Jacinto levanta-se da mesa e com alguns passos, posta-se diante das vidraças e observa a noite lá fora. A chuva havia cessado totalmente, mas o céu continuava carregado de nuvens escuras, mas agora, numa camada mais alta da atmosfera, se deslocavam velozes em direção ao interior, descobrindo intermitentemente, uma tímida meia-lua minguante.
Volta para a mesa quando vê a aproximação de Carmem.
— Boa noite, queridos, vejo que um dos cavaleiros da távola redonda não apareceu hoje…
— Sim, dona Carmem, o Beto enviou mensagem avisando que ficou preso numa enxurrada no centro da cidade.
Carlão observa:
— Já tentei uns três contatos com ele, mas parece que seu celular está desativado.
— Eu estava assistindo ao noticiário lá em cima e vi que algumas regiões da cidade foram mais castigadas pelo temporal e uma delas foi a região central.
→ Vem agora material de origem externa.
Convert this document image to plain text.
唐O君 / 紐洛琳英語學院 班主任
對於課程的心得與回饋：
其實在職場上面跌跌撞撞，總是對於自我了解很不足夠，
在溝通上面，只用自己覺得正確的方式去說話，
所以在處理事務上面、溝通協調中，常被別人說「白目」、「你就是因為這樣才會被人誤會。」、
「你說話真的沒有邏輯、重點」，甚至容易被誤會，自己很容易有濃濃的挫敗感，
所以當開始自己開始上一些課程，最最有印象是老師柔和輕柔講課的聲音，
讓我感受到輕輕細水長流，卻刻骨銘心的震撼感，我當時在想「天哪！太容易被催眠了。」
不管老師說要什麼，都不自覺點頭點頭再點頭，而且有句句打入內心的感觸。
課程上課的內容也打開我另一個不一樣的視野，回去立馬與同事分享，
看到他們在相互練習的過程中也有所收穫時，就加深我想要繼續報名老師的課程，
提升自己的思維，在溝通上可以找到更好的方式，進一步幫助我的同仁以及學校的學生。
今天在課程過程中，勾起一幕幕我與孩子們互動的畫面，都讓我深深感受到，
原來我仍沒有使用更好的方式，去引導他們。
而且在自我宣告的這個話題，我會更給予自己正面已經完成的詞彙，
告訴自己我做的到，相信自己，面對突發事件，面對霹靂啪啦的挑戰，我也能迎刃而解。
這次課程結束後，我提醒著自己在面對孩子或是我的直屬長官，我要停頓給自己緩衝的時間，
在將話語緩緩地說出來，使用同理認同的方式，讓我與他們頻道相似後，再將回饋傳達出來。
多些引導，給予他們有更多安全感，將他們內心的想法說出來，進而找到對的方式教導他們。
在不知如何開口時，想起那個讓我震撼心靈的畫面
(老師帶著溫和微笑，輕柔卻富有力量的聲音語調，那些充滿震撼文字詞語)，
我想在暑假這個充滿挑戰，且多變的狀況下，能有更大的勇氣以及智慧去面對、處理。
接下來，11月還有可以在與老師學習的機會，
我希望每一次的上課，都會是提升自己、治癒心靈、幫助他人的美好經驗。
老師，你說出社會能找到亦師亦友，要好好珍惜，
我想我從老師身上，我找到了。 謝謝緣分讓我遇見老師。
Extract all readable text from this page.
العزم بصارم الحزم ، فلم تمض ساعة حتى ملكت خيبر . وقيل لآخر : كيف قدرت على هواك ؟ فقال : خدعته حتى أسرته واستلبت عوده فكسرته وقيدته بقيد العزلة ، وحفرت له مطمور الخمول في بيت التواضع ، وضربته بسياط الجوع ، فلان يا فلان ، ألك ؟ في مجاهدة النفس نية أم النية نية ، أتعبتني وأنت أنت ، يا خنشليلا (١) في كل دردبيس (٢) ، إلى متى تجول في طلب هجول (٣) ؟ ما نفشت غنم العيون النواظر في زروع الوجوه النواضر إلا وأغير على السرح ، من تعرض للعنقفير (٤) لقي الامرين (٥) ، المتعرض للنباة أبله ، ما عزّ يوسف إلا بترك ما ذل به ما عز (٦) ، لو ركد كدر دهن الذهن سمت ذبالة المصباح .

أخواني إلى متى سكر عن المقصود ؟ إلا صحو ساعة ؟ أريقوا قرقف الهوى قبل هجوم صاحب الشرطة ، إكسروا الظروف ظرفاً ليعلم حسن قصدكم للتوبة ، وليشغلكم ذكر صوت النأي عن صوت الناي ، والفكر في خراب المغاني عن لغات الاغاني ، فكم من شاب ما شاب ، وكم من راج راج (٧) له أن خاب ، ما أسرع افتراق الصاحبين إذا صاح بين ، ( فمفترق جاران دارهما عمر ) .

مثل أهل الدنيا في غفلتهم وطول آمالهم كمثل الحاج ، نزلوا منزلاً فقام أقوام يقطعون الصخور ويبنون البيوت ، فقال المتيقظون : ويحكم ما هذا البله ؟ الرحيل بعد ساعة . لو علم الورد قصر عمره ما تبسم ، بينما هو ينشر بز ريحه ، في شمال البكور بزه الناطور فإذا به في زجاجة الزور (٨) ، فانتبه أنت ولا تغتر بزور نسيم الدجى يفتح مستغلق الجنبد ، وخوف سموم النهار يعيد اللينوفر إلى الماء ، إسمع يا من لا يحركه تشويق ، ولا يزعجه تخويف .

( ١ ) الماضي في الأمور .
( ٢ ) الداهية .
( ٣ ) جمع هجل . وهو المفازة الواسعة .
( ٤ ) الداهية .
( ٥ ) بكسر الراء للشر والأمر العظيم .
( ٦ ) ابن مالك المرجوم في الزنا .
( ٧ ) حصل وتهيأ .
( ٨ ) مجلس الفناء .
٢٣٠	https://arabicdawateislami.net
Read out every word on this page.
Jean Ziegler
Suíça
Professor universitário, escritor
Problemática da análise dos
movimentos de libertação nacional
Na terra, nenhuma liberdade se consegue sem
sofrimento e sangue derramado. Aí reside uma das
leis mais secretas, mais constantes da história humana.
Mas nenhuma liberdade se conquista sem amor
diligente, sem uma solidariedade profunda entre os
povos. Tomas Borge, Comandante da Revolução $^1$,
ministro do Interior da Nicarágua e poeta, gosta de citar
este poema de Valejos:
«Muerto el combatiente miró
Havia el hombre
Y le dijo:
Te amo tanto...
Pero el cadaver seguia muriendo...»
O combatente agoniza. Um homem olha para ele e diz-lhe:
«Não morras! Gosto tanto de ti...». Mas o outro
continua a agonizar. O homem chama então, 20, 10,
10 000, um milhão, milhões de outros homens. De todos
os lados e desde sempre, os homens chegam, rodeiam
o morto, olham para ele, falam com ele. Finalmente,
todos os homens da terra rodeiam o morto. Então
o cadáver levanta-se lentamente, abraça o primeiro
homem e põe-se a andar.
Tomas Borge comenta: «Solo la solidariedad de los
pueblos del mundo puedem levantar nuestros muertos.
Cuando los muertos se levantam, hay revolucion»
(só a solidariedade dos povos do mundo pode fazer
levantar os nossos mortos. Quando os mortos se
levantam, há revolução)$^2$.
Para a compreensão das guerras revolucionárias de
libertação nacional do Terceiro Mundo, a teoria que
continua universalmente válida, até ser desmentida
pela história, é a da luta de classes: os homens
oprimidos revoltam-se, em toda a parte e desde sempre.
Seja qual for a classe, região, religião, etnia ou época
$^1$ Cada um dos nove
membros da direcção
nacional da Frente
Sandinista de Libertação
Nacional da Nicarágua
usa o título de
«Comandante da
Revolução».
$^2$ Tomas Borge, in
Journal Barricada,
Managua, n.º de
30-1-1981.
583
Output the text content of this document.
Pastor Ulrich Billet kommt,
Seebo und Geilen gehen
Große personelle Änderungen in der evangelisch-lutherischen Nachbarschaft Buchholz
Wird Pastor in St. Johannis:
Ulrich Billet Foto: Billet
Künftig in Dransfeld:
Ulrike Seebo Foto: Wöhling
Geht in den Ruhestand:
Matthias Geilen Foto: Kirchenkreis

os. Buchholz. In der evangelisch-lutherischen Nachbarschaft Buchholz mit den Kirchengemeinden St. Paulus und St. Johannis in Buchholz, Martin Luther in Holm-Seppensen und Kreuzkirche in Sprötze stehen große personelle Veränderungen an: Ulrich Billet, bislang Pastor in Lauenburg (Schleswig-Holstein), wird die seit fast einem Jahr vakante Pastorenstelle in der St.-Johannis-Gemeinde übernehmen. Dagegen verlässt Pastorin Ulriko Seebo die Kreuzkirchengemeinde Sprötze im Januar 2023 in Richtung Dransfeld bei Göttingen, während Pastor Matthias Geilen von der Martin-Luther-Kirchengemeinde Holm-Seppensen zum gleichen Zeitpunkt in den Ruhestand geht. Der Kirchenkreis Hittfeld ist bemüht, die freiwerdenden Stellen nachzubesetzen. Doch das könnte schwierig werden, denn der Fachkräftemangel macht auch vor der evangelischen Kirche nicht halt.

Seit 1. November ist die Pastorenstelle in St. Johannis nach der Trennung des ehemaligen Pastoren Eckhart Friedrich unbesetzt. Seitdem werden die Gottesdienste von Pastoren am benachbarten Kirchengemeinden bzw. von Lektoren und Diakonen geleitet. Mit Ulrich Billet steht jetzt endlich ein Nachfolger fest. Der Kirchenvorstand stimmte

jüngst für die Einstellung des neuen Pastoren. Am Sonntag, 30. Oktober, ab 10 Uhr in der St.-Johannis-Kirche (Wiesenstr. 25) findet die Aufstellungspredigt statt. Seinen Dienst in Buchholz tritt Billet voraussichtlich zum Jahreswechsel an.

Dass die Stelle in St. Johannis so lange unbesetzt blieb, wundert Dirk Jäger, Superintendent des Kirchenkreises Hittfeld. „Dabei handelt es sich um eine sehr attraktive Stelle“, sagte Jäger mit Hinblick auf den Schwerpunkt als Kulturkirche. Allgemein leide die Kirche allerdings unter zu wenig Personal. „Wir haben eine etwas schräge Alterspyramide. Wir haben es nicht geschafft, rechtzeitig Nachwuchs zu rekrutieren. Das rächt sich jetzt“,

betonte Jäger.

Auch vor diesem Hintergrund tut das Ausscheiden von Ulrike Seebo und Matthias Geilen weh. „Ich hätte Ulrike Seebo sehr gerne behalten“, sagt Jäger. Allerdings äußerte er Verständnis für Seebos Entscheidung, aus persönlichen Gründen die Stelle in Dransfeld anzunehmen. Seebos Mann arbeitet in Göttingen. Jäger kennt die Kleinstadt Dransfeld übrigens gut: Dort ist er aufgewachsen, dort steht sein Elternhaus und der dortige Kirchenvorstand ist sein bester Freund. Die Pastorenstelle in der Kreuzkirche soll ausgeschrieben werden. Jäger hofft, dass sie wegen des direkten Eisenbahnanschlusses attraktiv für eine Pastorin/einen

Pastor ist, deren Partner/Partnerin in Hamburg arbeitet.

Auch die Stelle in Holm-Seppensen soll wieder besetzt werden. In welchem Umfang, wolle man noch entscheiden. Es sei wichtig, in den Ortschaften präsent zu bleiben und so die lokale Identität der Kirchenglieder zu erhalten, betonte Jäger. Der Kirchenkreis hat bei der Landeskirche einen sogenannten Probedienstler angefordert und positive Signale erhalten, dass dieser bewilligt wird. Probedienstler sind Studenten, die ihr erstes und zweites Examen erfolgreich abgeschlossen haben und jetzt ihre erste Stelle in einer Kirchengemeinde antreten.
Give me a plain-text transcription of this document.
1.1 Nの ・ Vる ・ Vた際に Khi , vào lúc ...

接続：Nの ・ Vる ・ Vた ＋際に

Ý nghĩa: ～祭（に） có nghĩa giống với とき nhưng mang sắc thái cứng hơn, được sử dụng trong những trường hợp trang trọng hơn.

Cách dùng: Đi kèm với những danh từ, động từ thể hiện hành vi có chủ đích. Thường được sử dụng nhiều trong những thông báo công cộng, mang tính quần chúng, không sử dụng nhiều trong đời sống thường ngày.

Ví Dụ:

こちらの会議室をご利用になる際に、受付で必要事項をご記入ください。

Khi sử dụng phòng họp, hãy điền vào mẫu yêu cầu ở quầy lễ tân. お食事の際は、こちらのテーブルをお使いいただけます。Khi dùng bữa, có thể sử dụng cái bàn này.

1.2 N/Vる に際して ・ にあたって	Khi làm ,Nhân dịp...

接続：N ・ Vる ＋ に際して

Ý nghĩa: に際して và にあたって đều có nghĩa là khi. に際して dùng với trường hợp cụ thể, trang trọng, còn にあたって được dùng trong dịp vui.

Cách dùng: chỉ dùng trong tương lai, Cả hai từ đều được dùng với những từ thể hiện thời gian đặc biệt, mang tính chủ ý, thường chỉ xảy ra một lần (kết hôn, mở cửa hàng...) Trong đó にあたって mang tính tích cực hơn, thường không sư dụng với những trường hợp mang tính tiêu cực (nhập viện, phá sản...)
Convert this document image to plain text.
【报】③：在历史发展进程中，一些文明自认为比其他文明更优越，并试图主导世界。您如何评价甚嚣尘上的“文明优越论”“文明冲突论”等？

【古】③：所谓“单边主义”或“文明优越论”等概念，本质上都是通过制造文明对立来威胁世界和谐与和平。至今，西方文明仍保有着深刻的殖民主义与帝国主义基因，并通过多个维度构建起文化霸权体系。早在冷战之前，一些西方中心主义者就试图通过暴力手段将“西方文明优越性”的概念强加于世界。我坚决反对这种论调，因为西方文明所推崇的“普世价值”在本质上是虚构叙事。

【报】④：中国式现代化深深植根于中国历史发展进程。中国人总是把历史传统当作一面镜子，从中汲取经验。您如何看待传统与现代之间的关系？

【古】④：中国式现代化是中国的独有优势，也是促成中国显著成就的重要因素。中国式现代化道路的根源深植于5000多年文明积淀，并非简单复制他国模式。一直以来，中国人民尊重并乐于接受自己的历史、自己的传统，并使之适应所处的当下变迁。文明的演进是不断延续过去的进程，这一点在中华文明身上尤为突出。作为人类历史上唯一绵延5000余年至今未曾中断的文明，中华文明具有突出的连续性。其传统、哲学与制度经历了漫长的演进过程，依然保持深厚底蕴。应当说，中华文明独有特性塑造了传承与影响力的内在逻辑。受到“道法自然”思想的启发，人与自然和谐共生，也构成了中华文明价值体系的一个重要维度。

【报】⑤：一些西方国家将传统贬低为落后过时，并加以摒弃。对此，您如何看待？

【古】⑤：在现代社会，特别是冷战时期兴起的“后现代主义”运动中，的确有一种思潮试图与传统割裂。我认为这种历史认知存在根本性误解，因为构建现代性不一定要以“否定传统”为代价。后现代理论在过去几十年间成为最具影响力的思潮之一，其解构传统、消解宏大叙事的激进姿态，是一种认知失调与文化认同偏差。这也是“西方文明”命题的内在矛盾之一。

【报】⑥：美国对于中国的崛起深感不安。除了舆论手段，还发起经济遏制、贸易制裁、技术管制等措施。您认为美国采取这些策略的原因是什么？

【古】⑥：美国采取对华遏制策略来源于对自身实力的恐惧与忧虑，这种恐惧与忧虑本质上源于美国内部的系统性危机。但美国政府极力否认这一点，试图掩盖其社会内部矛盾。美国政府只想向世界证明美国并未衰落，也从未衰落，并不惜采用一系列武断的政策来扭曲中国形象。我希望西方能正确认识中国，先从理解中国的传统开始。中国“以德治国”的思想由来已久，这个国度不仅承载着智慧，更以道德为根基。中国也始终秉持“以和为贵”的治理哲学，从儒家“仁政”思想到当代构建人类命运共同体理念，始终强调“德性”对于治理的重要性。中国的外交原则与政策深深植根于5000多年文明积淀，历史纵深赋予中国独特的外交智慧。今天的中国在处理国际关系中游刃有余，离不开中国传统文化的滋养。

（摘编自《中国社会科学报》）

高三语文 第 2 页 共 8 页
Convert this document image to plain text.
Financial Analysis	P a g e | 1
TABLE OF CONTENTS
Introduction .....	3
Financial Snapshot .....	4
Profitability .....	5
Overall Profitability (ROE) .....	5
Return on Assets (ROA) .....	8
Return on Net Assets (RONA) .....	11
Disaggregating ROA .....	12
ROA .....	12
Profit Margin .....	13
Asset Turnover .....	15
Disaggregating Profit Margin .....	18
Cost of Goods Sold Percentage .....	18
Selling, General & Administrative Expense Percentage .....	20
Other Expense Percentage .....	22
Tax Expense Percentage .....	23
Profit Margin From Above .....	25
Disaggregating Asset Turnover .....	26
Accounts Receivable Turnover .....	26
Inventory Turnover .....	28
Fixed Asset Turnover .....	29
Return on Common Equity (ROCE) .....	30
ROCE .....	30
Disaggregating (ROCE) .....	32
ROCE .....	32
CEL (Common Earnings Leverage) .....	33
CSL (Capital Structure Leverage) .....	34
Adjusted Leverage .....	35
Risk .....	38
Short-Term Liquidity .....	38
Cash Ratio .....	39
Houve alagamentos de bares, restaurantes, carros submersos e pessoas arrastadas pela correnteza em algumas ruas. Será que o Beto não precisa de ajuda?
Jacinto abraça a esposa com carinho…
— Tem razão, meu bem, estávamos tão distraídos aqui, que não notamos a demora do Beto. Não é normal ele não nos ter contactado ainda. Sabe, você é grande amiga da esposa dele, ligue para ela, quem sabe ele já está lá descansando…
Alguns minutos depois, Carmem volta…
— Ela pensava que o Beto estava aqui com vocês… não consegui tranquilizá-la, vai pegar o carro e vem para cá…
Aquilo soou como um toque de alerta para a turma. De pronto todos se levantam, discutindo as medidas que tomariam para procurar o amigo perdido.
— Vamos meus amigos, a noite está só começando!